The task was to extract product metadata from conversational prose into structured JSON, handling implicit information and filtering out unconfirmed rumors. Sonnet 4.6 and Opus 4.7 both performed correctly; Haiku 4.5 missed one critical inference, making Sonnet 4.6 the best choice due to accuracy parity with Opus at one-fifth the cost.
Task
Extract every product mentioned in the text below into a JSON array. Each entry must have: name (string), price_usd (number or null if absent), release_year (int or null), category (one of: “laptop”, “phone”, “tablet”, “wearable”, “other”). Do not include anything that isn’t a specific product.
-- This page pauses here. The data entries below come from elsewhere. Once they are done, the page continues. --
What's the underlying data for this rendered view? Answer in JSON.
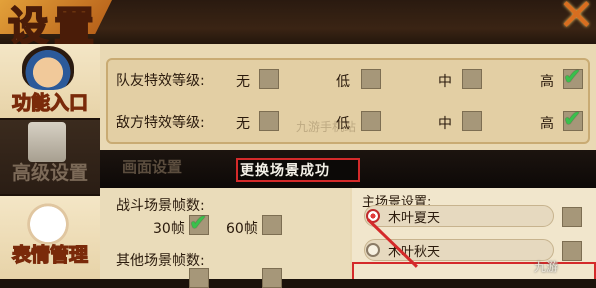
{
  "header": {
    "title": "设置",
    "close_glyph": "✕",
    "watermark": ""
  },
  "sidebar": {
    "tabs": [
      {
        "label": "功能入口",
        "icon": "ninja-avatar-icon",
        "active": true
      },
      {
        "label": "高级设置",
        "icon": "scroll-icon",
        "active": false
      },
      {
        "label": "表情管理",
        "icon": "face-avatar-icon",
        "active": true
      }
    ]
  },
  "effects": {
    "rows": [
      {
        "label": "队友特效等级:",
        "options": [
          "无",
          "低",
          "中",
          "高"
        ],
        "checked": "高"
      },
      {
        "label": "敌方特效等级:",
        "options": [
          "无",
          "低",
          "中",
          "高"
        ],
        "checked": "高"
      }
    ],
    "watermark_mid": "九游手机站"
  },
  "section": {
    "tab_label": "画面设置",
    "toast": "更换场景成功",
    "toast_border_color": "#d42a2a"
  },
  "battle_fps": {
    "label": "战斗场景帧数:",
    "options": [
      "30帧",
      "60帧"
    ],
    "checked": "30帧"
  },
  "other_fps": {
    "label": "其他场景帧数:"
  },
  "main_scene": {
    "label": "主场景设置:",
    "options": [
      "木叶夏天",
      "木叶秋天"
    ],
    "selected": "木叶夏天"
  },
  "watermark_corner": "九游"
}
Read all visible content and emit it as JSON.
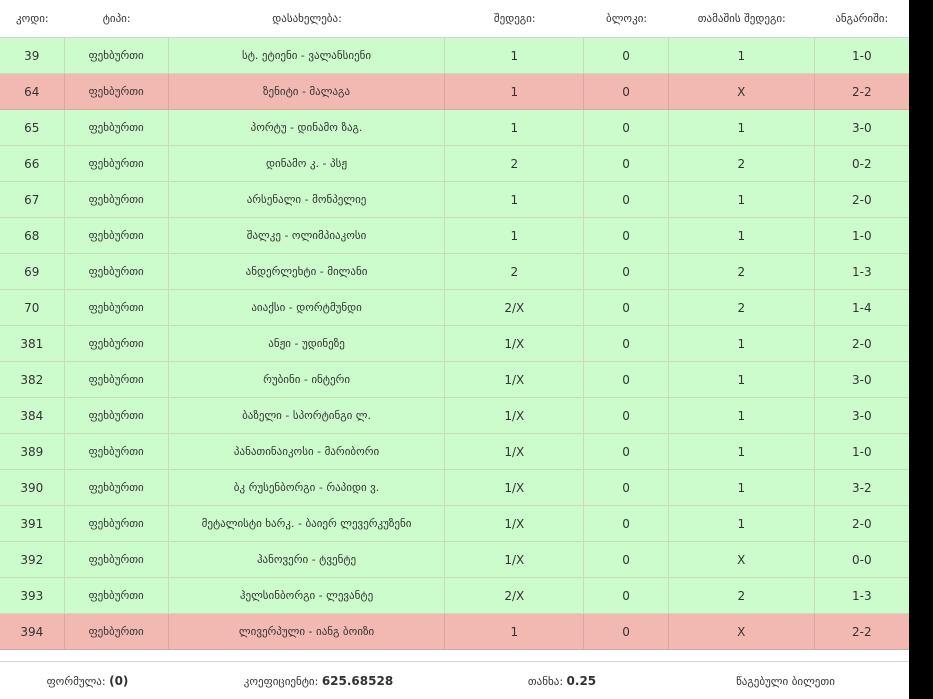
{
  "headers": {
    "code": "კოდი:",
    "type": "ტიპი:",
    "event": "დასახელება:",
    "outcome": "შედეგი:",
    "block": "ბლოკი:",
    "game_result": "თამაშის შედეგი:",
    "score": "ანგარიში:"
  },
  "rows": [
    {
      "code": "39",
      "type": "ფეხბურთი",
      "event": "სტ. ეტიენი - ვალანსიენი",
      "outcome": "1",
      "block": "0",
      "game_result": "1",
      "score": "1-0",
      "status": "won"
    },
    {
      "code": "64",
      "type": "ფეხბურთი",
      "event": "ზენიტი - მალაგა",
      "outcome": "1",
      "block": "0",
      "game_result": "X",
      "score": "2-2",
      "status": "lost"
    },
    {
      "code": "65",
      "type": "ფეხბურთი",
      "event": "პორტუ - დინამო ზაგ.",
      "outcome": "1",
      "block": "0",
      "game_result": "1",
      "score": "3-0",
      "status": "won"
    },
    {
      "code": "66",
      "type": "ფეხბურთი",
      "event": "დინამო კ. - პსჟ",
      "outcome": "2",
      "block": "0",
      "game_result": "2",
      "score": "0-2",
      "status": "won"
    },
    {
      "code": "67",
      "type": "ფეხბურთი",
      "event": "არსენალი - მონპელიე",
      "outcome": "1",
      "block": "0",
      "game_result": "1",
      "score": "2-0",
      "status": "won"
    },
    {
      "code": "68",
      "type": "ფეხბურთი",
      "event": "შალკე - ოლიმპიაკოსი",
      "outcome": "1",
      "block": "0",
      "game_result": "1",
      "score": "1-0",
      "status": "won"
    },
    {
      "code": "69",
      "type": "ფეხბურთი",
      "event": "ანდერლეხტი - მილანი",
      "outcome": "2",
      "block": "0",
      "game_result": "2",
      "score": "1-3",
      "status": "won"
    },
    {
      "code": "70",
      "type": "ფეხბურთი",
      "event": "აიაქსი - დორტმუნდი",
      "outcome": "2/X",
      "block": "0",
      "game_result": "2",
      "score": "1-4",
      "status": "won"
    },
    {
      "code": "381",
      "type": "ფეხბურთი",
      "event": "ანჟი - უდინეზე",
      "outcome": "1/X",
      "block": "0",
      "game_result": "1",
      "score": "2-0",
      "status": "won"
    },
    {
      "code": "382",
      "type": "ფეხბურთი",
      "event": "რუბინი - ინტერი",
      "outcome": "1/X",
      "block": "0",
      "game_result": "1",
      "score": "3-0",
      "status": "won"
    },
    {
      "code": "384",
      "type": "ფეხბურთი",
      "event": "ბაზელი - სპორტინგი ლ.",
      "outcome": "1/X",
      "block": "0",
      "game_result": "1",
      "score": "3-0",
      "status": "won"
    },
    {
      "code": "389",
      "type": "ფეხბურთი",
      "event": "პანათინაიკოსი - მარიბორი",
      "outcome": "1/X",
      "block": "0",
      "game_result": "1",
      "score": "1-0",
      "status": "won"
    },
    {
      "code": "390",
      "type": "ფეხბურთი",
      "event": "ბკ რუსენბორგი - რაპიდი ვ.",
      "outcome": "1/X",
      "block": "0",
      "game_result": "1",
      "score": "3-2",
      "status": "won"
    },
    {
      "code": "391",
      "type": "ფეხბურთი",
      "event": "მეტალისტი ხარკ. - ბაიერ ლევერკუზენი",
      "outcome": "1/X",
      "block": "0",
      "game_result": "1",
      "score": "2-0",
      "status": "won"
    },
    {
      "code": "392",
      "type": "ფეხბურთი",
      "event": "ჰანოვერი - ტვენტე",
      "outcome": "1/X",
      "block": "0",
      "game_result": "X",
      "score": "0-0",
      "status": "won"
    },
    {
      "code": "393",
      "type": "ფეხბურთი",
      "event": "ჰელსინბორგი - ლევანტე",
      "outcome": "2/X",
      "block": "0",
      "game_result": "2",
      "score": "1-3",
      "status": "won"
    },
    {
      "code": "394",
      "type": "ფეხბურთი",
      "event": "ლივერპული - იანგ ბოიზი",
      "outcome": "1",
      "block": "0",
      "game_result": "X",
      "score": "2-2",
      "status": "lost"
    }
  ],
  "footer": {
    "formula_label": "ფორმულა:",
    "formula_value": "(0)",
    "coef_label": "კოეფიციენტი:",
    "coef_value": "625.68528",
    "stake_label": "თანხა:",
    "stake_value": "0.25",
    "status_text": "წაგებული ბილეთი"
  },
  "colors": {
    "won_row": "#ccfccc",
    "lost_row": "#f2b9b3"
  }
}
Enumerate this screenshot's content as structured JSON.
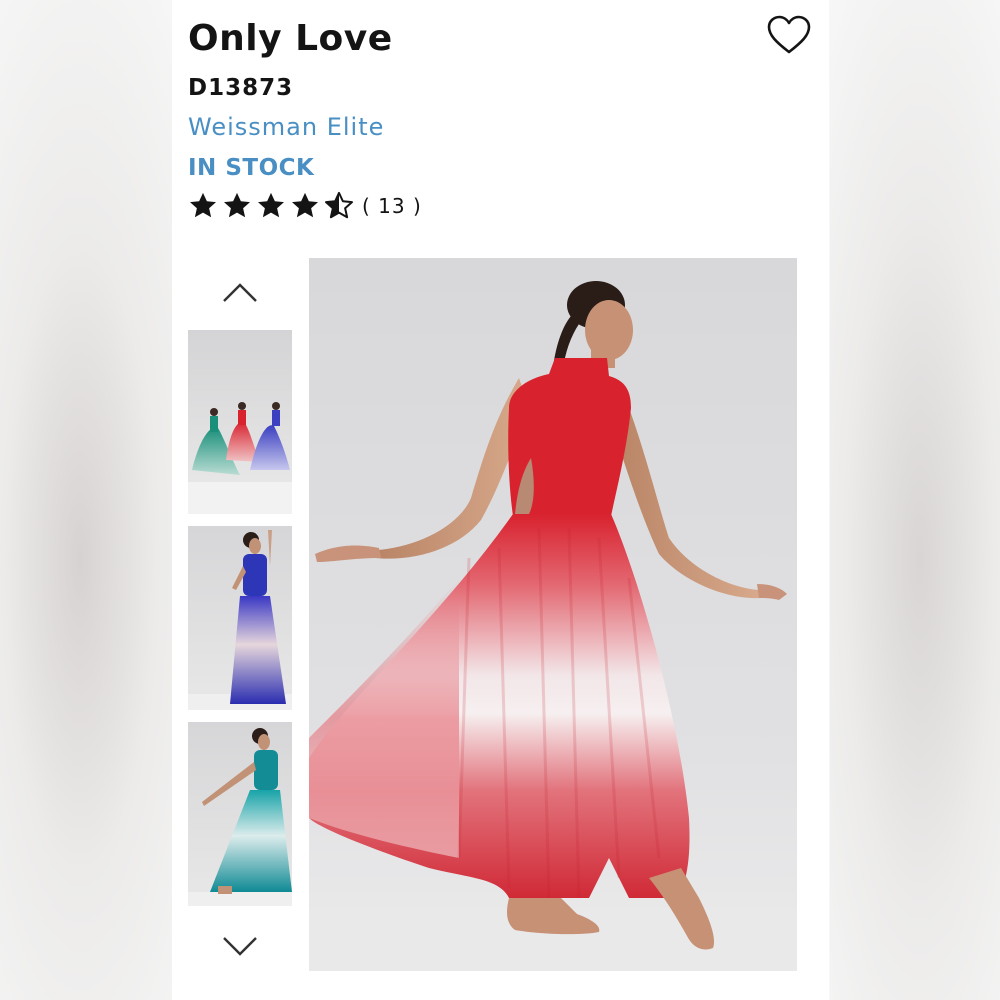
{
  "product": {
    "name": "Only Love",
    "sku": "D13873",
    "brand": "Weissman Elite",
    "stock_status": "IN STOCK",
    "rating": 4.5,
    "review_count": "( 13 )"
  },
  "colors": {
    "text": "#141414",
    "accent": "#4a8fc4",
    "dress_red": "#d8232f",
    "dress_blue": "#2e36b8",
    "dress_teal": "#138c95"
  },
  "icons": {
    "favorite": "heart-outline-icon",
    "thumb_prev": "chevron-up-icon",
    "thumb_next": "chevron-down-icon",
    "rating": "star-icon"
  },
  "gallery": {
    "thumbnails": [
      "group",
      "blue",
      "teal"
    ],
    "selected": "red"
  }
}
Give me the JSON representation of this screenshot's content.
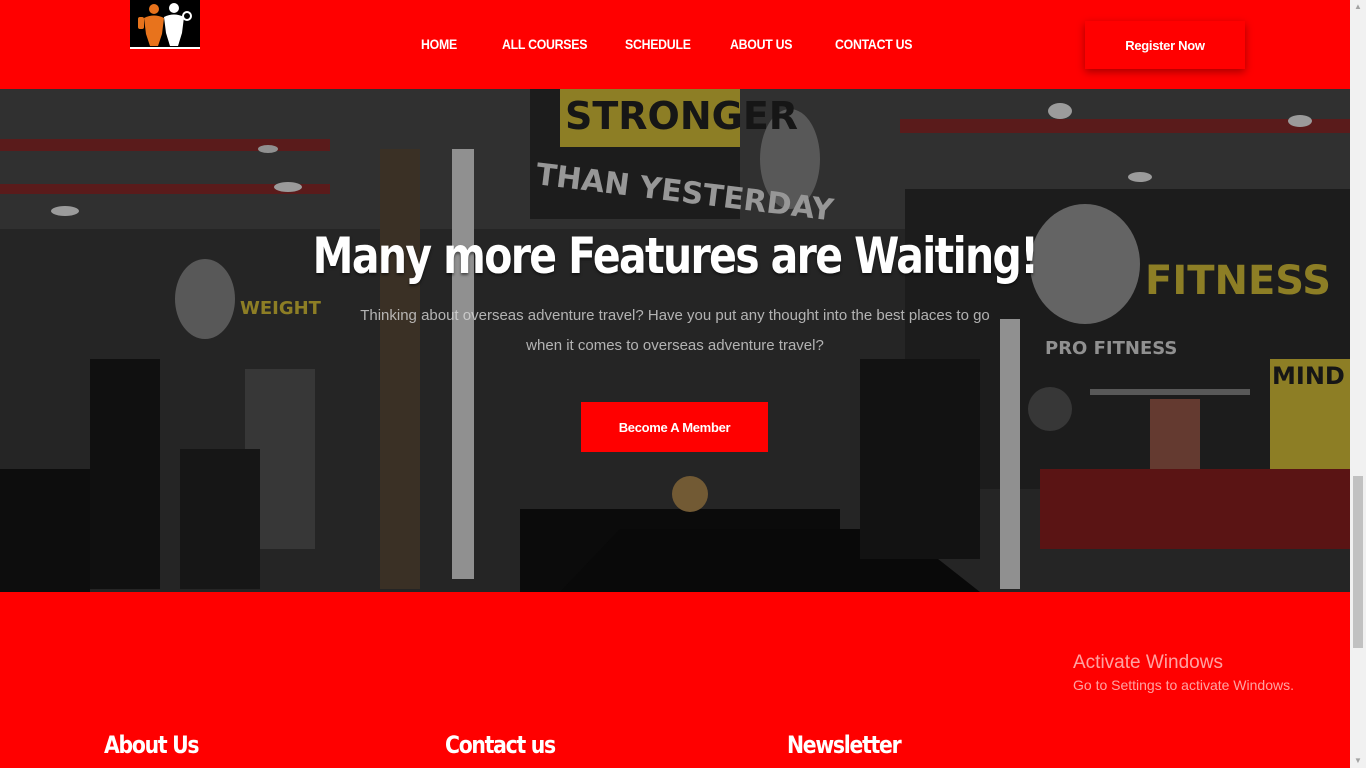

Text: “Last Tuesday Sara showed off her new Framework 16 (she paid $2,099 for the AMD build), while Marcus insisted his 2022 iPad Mini at around $500 was still fine. A cousin dropped by with an Apple Watch Ultra 2 (I think she said it was $799) and started arguing that the Pixel 9 Pro, which came out last year, was overpriced at $999. By the end of the night someone mentioned the rumor about a foldable Surface device coming in 2026, but nothing was confirmed.”
Results
| Model | Latency (ms) | Input tokens | Output tokens | Cost (USD) | Verdict |
|---|---|---|---|---|---|
| Claude Haiku 4.5 | 1517 | 206 | 196 | 0.00119 | Extracted 4 products; missed Pixel release year inference |
| Claude Sonnet 4.6 | 11006 | 206 | 333 | 0.00561 | Complete and accurate; inferred Pixel 2024 from context; included reasoning notes |
| Claude Opus 4.7 | 3134 | 285 | 222 | 0.02093 | Complete and accurate; inferred Pixel 2024; silent extraction |
Analysis
Claude Haiku 4.5 correctly identified and extracted all four confirmed products: Framework 16 (laptop, $2,099), iPad Mini (tablet, $500, 2022), Apple Watch Ultra 2 (wearable, $799), and Pixel 9 Pro (phone, $999). The categories, explicit prices, and the iPad’s stated release year were all captured accurately. However, Haiku set Pixel 9 Pro’s release_year to null, failing to infer from the phrase “which came out last year” that the device was released in 2024. The model took a conservative stance, including only facts explicitly stated rather than reasoning about temporal context. For extraction tasks involving real-world data, this is a material gap.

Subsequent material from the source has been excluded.